Gary Richman, a director in Intel's PC Client Solutions division, sees even more opportunities coming to light in the next five years. He imagines that PCs will become more context-aware, enabling them to detect other nearby devices and interact with them automatically. He also believes that PCs will become more like personal servants that can perform tasks even when they're not directly in use. For example, a laptop might be able to grab a video from your camera, transcode it, and upload it even when it's resting in a laptop bag.
“Our goal is to be able to enable those things,” Richman says. “We need good enough performance, which is pretty great compared to where we are right now.”
AMD's Kevin Lensing sees two ways that the future of the PC may unfold: In one scenario, workloads don't change, and PCs become smaller, less expensive, and more commoditized. In a second scenario, new modes of computing require chip makers to focus on increasing processing power rather than on developing thinner and lighter machines.
“The key is, we've got to decide whether a new era of the PC is on the horizon,” he says.
The argument for the traditional clamshell
Many of the experts I spoke with believe that hybrid devices will come to dominate the laptop market in the next five years. But that doesn't mean traditional laptops are going away. Users may still want to own a portable computer with a larger screen; and even if touch becomes standard across PCs, convertible devices may not work especially well with larger laptops.
“If you can do everything you can do with clamshell, in the same size, at the same cost, sure it's less interesting, but we have a long engineering road to go before we're at that point,” Intel's Gary Richman says.
Around 2018, users will see a “bifurcation of devices,” says AMD's Lensing. When users need more power than a tablet or hybrid can provide, they'll turn to laptops, but even those devices will be slimmer and more battery-efficient. He expects laptops that are thicker than an inch to all but vanish, except for high-end gaming rigs and design workstations.
“Much like people said desktops would go away, the traditional notebook is not going to disappear,” Lensing says. “But the average device the user carries for basic everyday computing is likely to be a much thinner device—and potentially one of these no-compromise devices.”
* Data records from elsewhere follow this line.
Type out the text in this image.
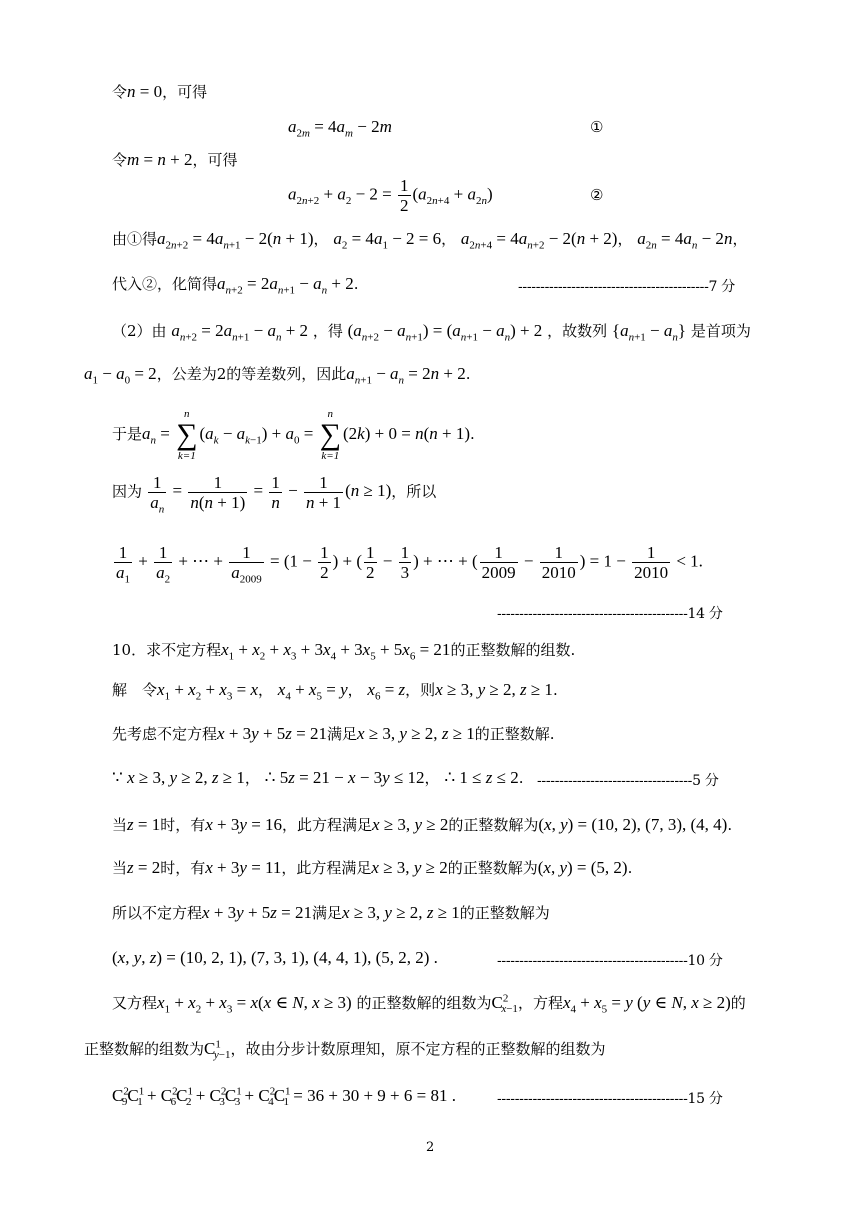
令n = 0，可得
$a_{2m} = 4a_m - 2m$	①
令m = n + 2，可得
$a_{2n+2} + a_2 - 2 = \frac{1}{2} (a_{2n+4} + a_{2n})$	②
由①得$a_{2n+2} = 4a_{n+1} - 2(n + 1)$， $a_2 = 4a_1 - 2 = 6$， $a_{2n+4} = 4a_{n+2} - 2(n + 2)$， $a_{2n} = 4a_n - 2n$，
代入②，化简得$a_{n+2} = 2a_{n+1} - a_n + 2$.	-------------------------------------------7 分
（2）由 $a_{n+2} = 2a_{n+1} - a_n + 2$ ，得 $(a_{n+2} - a_{n+1}) = (a_{n+1} - a_n) + 2$ ，故数列 $\{a_{n+1} - a_n\}$ 是首项为
$a_1 - a_0 = 2$，公差为2的等差数列，因此$a_{n+1} - a_n = 2n + 2$.
于是$a_n$ =
n
∑
k=1
$(a_k - a_{k-1}) + a_0$ =
n
∑
k=1
(2k) + 0 = n(n + 1).
因为 $\frac{1}{a_n} = \frac{1}{n(n + 1)} = \frac{1}{n} - \frac{1}{n + 1} (n \ge 1)$，所以
$\frac{1}{a_1} + \frac{1}{a_2}$ + ⋯ + $\frac{1}{a_{2009}} = (1 - \frac{1}{2}$ ) + ( $\frac{1}{2} - \frac{1}{3}$ ) + ⋯ + ( $\frac{1}{2009} - \frac{1}{2010}$ ) = $1 - \frac{1}{2010} < 1$.
-------------------------------------------14 分
10．求不定方程$x_1 + x_2 + x_3 + 3x_4 + 3x_5 + 5x_6 = 21$的正整数解的组数.
解　令$x_1 + x_2 + x_3 = x$， $x_4 + x_5 = y$， $x_6 = z$，则x ≥ 3, y ≥ 2, z ≥ 1.
先考虑不定方程x + 3y + 5z = 21满足x ≥ 3, y ≥ 2, z ≥ 1的正整数解.
∵ x ≥ 3, y ≥ 2, z ≥ 1， ∴ 5z = 21 − x − 3y ≤ 12， ∴ 1 ≤ z ≤ 2. -----------------------------------5 分
当z = 1时，有x + 3y = 16，此方程满足x ≥ 3, y ≥ 2的正整数解为(x, y) = (10, 2), (7, 3), (4, 4).
当z = 2时，有x + 3y = 11，此方程满足x ≥ 3, y ≥ 2的正整数解为(x, y) = (5, 2).
所以不定方程x + 3y + 5z = 21满足x ≥ 3, y ≥ 2, z ≥ 1的正整数解为
(x, y, z) = (10, 2, 1), (7, 3, 1), (4, 4, 1), (5, 2, 2) .	-------------------------------------------10 分
又方程$x_1 + x_2 + x_3 = x(x$ ∈ N, x ≥ 3) 的正整数解的组数为$C^2_{x-1}$，方程$x_4 + x_5 = y$ (y ∈ N, x ≥ 2)的
正整数解的组数为$C^1_{y-1}$，故由分步计数原理知，原不定方程的正整数解的组数为
$C^2_9C^1_1 + C^2_6C^1_2 + C^2_3C^1_3 + C^2_4C^1_1 = 36 + 30 + 9 + 6 = 81$ .	-------------------------------------------15 分
2
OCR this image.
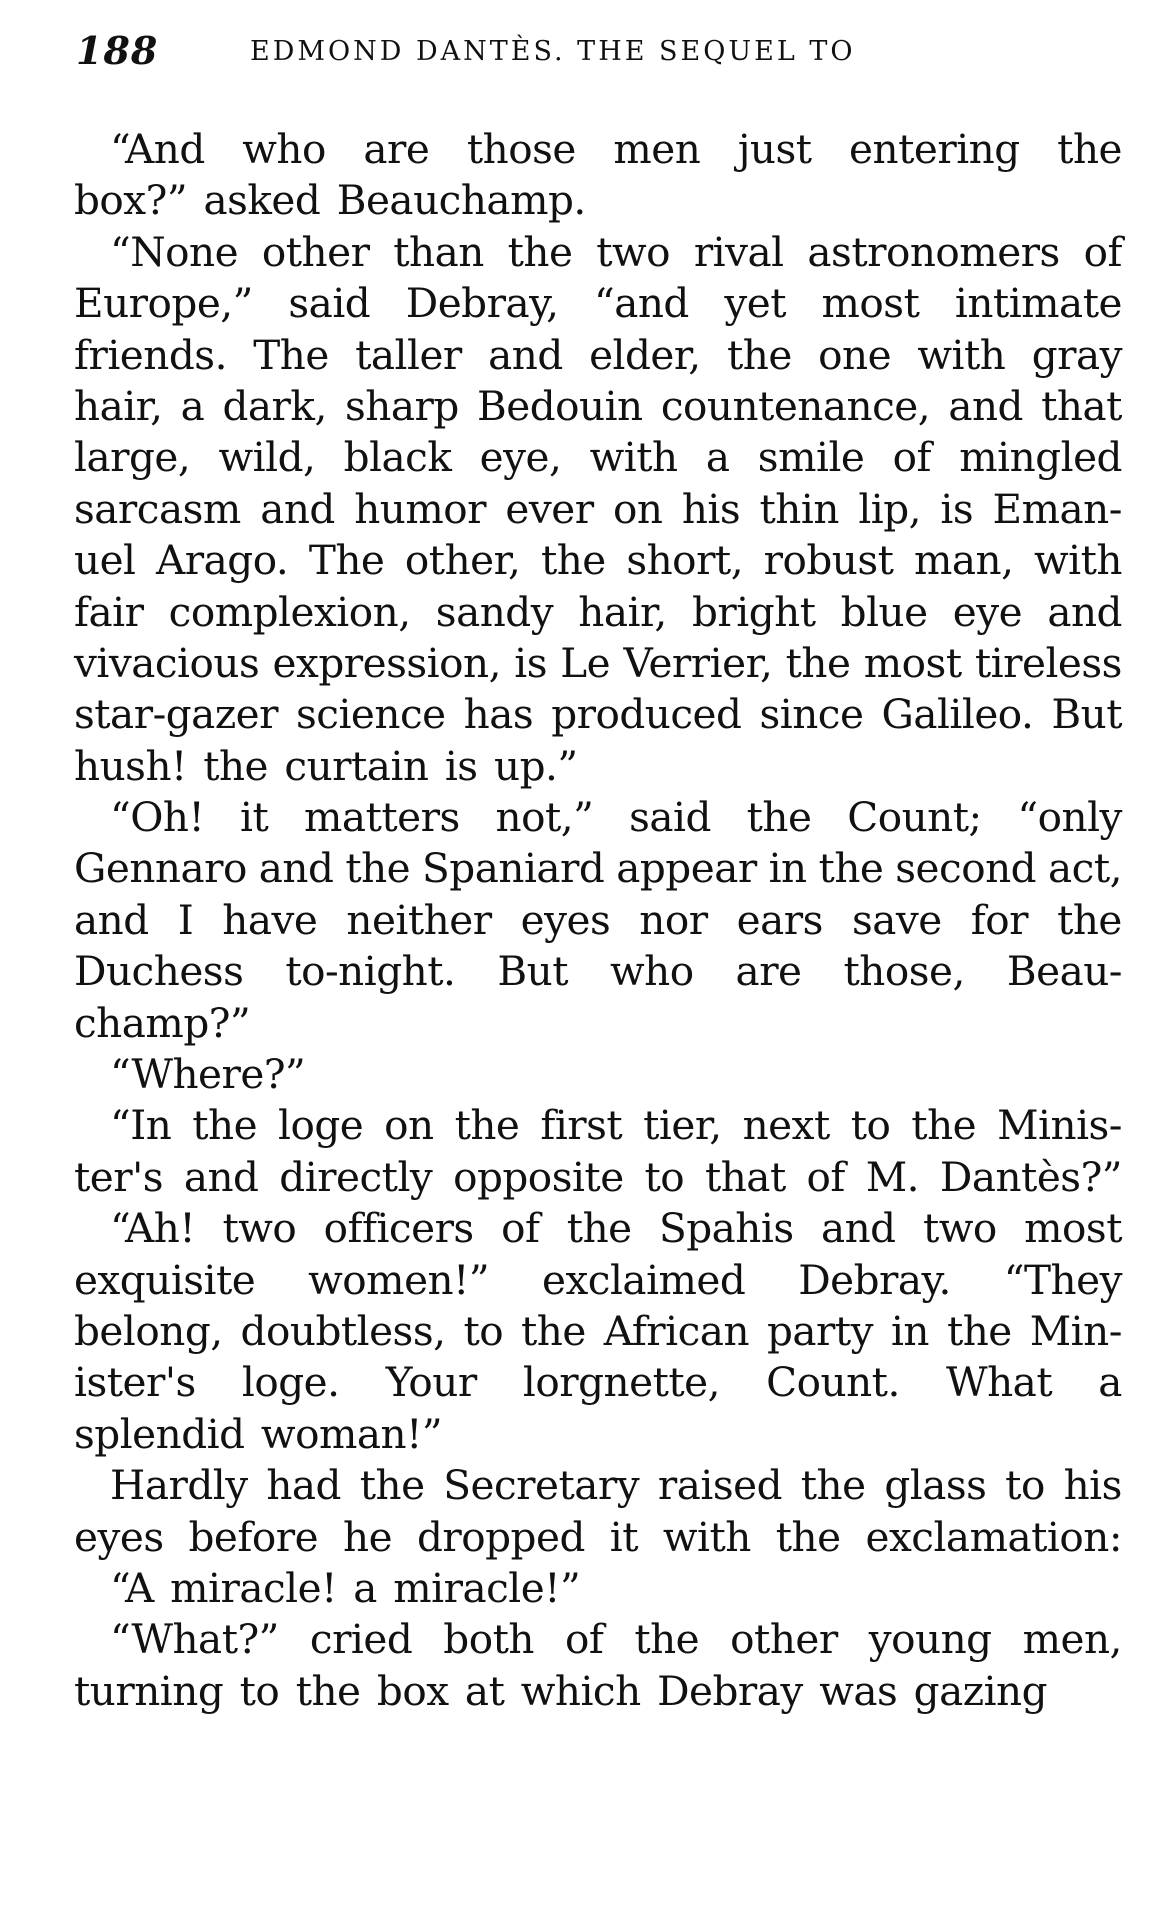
188	EDMOND DANTÈS. THE SEQUEL TO
“And who are those men just entering the
box?” asked Beauchamp.
“None other than the two rival astronomers of
Europe,” said Debray, “and yet most intimate
friends. The taller and elder, the one with gray
hair, a dark, sharp Bedouin countenance, and that
large, wild, black eye, with a smile of mingled
sarcasm and humor ever on his thin lip, is Eman-
uel Arago. The other, the short, robust man, with
fair complexion, sandy hair, bright blue eye and
vivacious expression, is Le Verrier, the most tireless
star-gazer science has produced since Galileo. But
hush! the curtain is up.”
“Oh! it matters not,” said the Count; “only
Gennaro and the Spaniard appear in the second act,
and I have neither eyes nor ears save for the
Duchess to-night. But who are those, Beau-
champ?”
“Where?”
“In the loge on the first tier, next to the Minis-
ter's and directly opposite to that of M. Dantès?”
“Ah! two officers of the Spahis and two most
exquisite women!” exclaimed Debray. “They
belong, doubtless, to the African party in the Min-
ister's loge. Your lorgnette, Count. What a
splendid woman!”
Hardly had the Secretary raised the glass to his
eyes before he dropped it with the exclamation:
“A miracle! a miracle!”
“What?” cried both of the other young men,
turning to the box at which Debray was gazing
As Nvidia's Mark Aevermann points out, it's okay that no single mode of portable computing will completely dominate in the next five years. Though he thinks that low-cost tablets and hybrids will revolutionize the industry, Aevermann still sees plenty of room for a multitude of devices to survive, including the premium notebook.
“I do think this one-size-fits-all mentality is a thing of the past,” he says, “and consumer choice is the way of the future.”
As laptops work through their identity crisis, it's a comforting thought: Some things will change, but some things will always be the same.